Explanation Generation for Contradiction Reconciliation with LLMs

arXiv cs.CL / 3/25/2026

📰 NewsSignals & Early TrendsIdeas & Deep AnalysisModels & Research

Key Points

  • The paper introduces a new task, “reconciliatory explanation generation,” where LLMs must produce explanations that make seemingly contradictory statements mutually compatible rather than treating contradictions as errors.
  • It proposes repurposing existing NLI datasets for this purpose and adds quality metrics to support scalable automatic evaluation.
  • Experiments across 18 LLMs show that most models only achieve limited success, revealing a largely under-explored capability gap in LLM reasoning for contradiction reconciliation.
  • The study finds that increasing test-time compute via “thinking” helps only up to a point, as benefits plateau with larger model sizes.
  • The authors argue the findings are relevant for improving downstream applications such as chatbots and scientific assistance that rely on richer, explanation-based reasoning.

Abstract

Existing NLP work commonly treats contradictions as errors to be resolved by choosing which statements to accept or discard. Yet a key aspect of human reasoning in social interactions and professional domains is the ability to hypothesize explanations that reconcile contradictions. For example, "Cassie hates coffee" and "She buys coffee everyday" may appear contradictory, yet both are compatible if Cassie has the unenviable daily chore of buying coffee for all her coworkers. Despite the growing reasoning capabilities of large language models (LLMs), their ability to hypothesize such reconciliatory explanations remains largely unexplored. To address this gap, we introduce the task of reconciliatory explanation generation, where models must generate explanations that effectively render contradictory statements compatible.
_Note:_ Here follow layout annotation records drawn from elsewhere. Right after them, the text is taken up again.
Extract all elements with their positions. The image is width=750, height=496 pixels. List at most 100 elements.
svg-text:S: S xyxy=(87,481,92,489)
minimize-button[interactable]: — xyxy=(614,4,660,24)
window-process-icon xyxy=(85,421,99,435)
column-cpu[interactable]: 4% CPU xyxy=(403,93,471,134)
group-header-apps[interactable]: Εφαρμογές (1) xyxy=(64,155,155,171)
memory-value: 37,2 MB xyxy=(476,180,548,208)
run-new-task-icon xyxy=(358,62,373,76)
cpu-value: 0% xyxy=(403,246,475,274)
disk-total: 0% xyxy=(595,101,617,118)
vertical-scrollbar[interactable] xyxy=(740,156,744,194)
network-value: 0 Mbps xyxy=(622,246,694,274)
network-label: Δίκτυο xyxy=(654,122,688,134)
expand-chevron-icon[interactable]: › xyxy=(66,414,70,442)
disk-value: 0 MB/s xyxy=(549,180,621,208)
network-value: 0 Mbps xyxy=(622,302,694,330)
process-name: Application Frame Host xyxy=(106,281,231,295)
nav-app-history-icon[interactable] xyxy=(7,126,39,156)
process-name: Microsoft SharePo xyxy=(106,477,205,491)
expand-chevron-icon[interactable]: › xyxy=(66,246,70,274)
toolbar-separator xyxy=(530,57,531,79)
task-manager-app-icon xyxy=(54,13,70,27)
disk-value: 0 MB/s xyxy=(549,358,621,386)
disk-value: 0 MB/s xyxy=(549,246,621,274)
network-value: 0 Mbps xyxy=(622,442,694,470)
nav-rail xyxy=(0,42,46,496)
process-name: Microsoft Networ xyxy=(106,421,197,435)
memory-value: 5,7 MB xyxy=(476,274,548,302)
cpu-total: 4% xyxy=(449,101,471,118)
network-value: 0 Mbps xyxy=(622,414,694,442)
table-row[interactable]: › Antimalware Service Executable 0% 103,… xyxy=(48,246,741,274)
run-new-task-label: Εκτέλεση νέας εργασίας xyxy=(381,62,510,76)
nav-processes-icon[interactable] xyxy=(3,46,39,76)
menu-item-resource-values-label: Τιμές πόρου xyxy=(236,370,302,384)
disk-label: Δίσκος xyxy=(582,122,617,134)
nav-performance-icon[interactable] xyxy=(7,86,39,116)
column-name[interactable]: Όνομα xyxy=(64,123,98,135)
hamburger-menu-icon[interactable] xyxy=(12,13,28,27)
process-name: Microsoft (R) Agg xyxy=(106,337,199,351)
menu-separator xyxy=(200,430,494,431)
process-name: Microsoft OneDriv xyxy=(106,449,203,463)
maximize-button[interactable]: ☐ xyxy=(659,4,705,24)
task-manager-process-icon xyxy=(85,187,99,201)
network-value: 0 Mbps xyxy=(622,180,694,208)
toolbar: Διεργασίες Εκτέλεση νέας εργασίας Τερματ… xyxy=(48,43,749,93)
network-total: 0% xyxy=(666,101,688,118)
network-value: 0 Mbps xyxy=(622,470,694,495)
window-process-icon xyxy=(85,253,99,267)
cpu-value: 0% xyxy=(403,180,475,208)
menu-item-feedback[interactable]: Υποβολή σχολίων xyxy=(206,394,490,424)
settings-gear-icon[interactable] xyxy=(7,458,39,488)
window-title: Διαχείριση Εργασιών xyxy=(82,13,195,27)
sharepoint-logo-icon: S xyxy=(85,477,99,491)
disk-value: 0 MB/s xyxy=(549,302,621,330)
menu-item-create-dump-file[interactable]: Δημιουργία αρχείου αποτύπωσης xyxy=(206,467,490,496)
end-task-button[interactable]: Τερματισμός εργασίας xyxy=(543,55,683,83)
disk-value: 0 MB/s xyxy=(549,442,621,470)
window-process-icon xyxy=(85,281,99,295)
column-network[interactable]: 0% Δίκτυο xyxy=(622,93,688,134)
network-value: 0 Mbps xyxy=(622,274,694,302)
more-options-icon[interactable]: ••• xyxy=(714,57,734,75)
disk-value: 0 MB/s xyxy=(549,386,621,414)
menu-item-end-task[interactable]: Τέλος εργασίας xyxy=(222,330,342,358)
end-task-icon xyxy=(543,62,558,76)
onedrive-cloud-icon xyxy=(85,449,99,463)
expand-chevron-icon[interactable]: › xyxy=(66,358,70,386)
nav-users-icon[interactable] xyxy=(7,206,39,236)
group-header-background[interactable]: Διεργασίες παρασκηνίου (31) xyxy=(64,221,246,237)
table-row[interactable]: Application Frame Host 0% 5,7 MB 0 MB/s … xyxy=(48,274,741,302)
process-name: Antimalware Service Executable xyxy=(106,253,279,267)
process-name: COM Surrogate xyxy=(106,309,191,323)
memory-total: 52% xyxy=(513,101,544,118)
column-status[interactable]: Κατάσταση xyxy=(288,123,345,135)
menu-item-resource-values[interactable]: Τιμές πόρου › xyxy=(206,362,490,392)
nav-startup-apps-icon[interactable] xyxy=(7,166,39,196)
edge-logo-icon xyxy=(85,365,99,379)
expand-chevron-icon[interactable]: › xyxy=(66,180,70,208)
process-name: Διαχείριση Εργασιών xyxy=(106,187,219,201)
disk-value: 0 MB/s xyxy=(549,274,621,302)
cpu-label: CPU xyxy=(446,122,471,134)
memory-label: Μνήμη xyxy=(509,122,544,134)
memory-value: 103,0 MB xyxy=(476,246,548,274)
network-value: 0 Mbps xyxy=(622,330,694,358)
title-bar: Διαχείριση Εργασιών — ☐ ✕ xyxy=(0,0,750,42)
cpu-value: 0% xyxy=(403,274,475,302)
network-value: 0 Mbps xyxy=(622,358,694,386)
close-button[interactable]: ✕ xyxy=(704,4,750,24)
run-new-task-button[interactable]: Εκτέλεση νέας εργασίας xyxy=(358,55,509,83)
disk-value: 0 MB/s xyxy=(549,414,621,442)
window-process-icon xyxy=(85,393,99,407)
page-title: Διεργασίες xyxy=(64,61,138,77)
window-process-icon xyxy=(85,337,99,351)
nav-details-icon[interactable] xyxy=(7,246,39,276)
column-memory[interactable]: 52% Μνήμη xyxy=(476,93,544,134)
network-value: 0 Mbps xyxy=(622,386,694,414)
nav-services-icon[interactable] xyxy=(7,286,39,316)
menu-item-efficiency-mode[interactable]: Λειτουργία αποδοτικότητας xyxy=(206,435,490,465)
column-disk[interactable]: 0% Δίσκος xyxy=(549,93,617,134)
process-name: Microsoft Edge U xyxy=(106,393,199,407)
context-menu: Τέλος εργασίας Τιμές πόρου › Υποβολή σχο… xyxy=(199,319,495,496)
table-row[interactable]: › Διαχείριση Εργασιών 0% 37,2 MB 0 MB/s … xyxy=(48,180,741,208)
We propose a novel method of repurposing existing natural language inference (NLI) datasets, and introduce quality metrics that enable scalable automatic evaluation. Experiments with 18 LLMs show that most models achieve limited success in this task, and that the benefit of extending test-time compute by "thinking" plateaus as model size increases. Our results highlight an under-explored dimension of LLM reasoning and the need to address this limitation in enhancing LLMs' downstream applications such as chatbots and scientific aids.